RK pun buka suara mengenai hal ini. Orang nomor satu di Jabar tersebut mengimbau agar warga Jakarta tidak lebih dulu berlibur ke Puncak. Ia menegaskan bahwa tahap awal dibukanya kawasan wisata ini adalah untuk warga lokal Jawa Barat.
"Kita akan mengetes daerah Puncak. Saya imbau warga Jakarta jangan dulu ke Puncak, karena kita amati pergerakan lalin banyak mobil pelat Jakarta," kata pria yang akrab disapa Emil di Mapolda Jabar, Selasa (16/6). "Kami sedang memastikan agar pentahapan pariwisata ini dimulai dari warga lokal dulu, belum warga di luar Jabar."
Oleh sebab itu untuk mengantisipasi terjadinya lonjakan di kawasan Puncak, RK telah menggandeng jajaran Polda. "Jadi, mohon maaf kami akan melakukan random sampling terhadap orang-orang yang weekend akan datang ke daerah Puncak di Bogor. Akan dikoordinasikan dengan Polda," ujar Emil.
Selain di kawasan wisata, peningkatan aktivitas masyarakat juga terjadi di stasiun KRL. Hal ini tak lepas dari adanya kebijakan pemerintah yang telah memberikan pelonggaran pada sektor transportasi.
Oleh sebab itu, pihaknya juga akan melakukan pengawasan di sana. "Jadi random sampling ini di pasar, di daerah pariwisata khususnya Puncak dan di stasiun KRL yang menjadi commuter antara Bogor-Jakarta, Depok-Jakarta, dan Bekasi-Jakarta," lanjut RK.
Diketahui, Pemerintah Provinsi Jawa Barat telah membuka wisata secara bertahap.
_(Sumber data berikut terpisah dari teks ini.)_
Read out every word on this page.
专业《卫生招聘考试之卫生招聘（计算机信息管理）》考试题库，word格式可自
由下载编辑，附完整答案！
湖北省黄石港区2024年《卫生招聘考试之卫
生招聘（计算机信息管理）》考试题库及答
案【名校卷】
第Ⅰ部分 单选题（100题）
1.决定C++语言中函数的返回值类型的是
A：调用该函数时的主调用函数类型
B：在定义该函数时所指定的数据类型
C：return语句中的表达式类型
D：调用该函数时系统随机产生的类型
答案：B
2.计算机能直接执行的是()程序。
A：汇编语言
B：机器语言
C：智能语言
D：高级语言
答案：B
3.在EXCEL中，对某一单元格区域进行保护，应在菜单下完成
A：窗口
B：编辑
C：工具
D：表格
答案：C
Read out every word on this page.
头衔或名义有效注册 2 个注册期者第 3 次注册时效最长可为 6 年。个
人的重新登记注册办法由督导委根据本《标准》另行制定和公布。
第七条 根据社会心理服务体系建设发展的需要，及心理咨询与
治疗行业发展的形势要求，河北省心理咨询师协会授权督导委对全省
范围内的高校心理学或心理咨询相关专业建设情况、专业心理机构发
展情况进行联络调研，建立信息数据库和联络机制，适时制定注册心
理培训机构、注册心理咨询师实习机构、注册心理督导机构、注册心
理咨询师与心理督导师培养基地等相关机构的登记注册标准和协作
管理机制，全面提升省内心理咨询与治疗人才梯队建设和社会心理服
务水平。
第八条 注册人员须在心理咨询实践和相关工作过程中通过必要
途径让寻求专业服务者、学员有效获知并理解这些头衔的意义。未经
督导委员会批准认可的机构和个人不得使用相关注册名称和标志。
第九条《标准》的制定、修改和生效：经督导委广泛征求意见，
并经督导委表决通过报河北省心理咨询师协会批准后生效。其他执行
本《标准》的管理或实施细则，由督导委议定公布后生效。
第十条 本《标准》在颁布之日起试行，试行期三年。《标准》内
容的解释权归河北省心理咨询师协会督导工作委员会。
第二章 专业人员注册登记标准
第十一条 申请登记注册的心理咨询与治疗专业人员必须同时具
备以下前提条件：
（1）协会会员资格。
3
Hal itu dimulai dengan destinasi wisata outdoor yang dibuka pada siang hari. Sedangkan untuk pembukaan wisata indoor dan malam hari akan menyusul.
"Jadi hiburan malam dan sifatnya pariwisata malam tidak kita rekomendasi dulu," kata RK, Jumat (12/6). "Walaupun diskresi ada di kota/kabupaten tapi dari gugus tugas provinsi menyimpulkan pariwisata bertahapnya adalah outdoor dan siang, bukan outdoor malam, dan hindari yang indoor."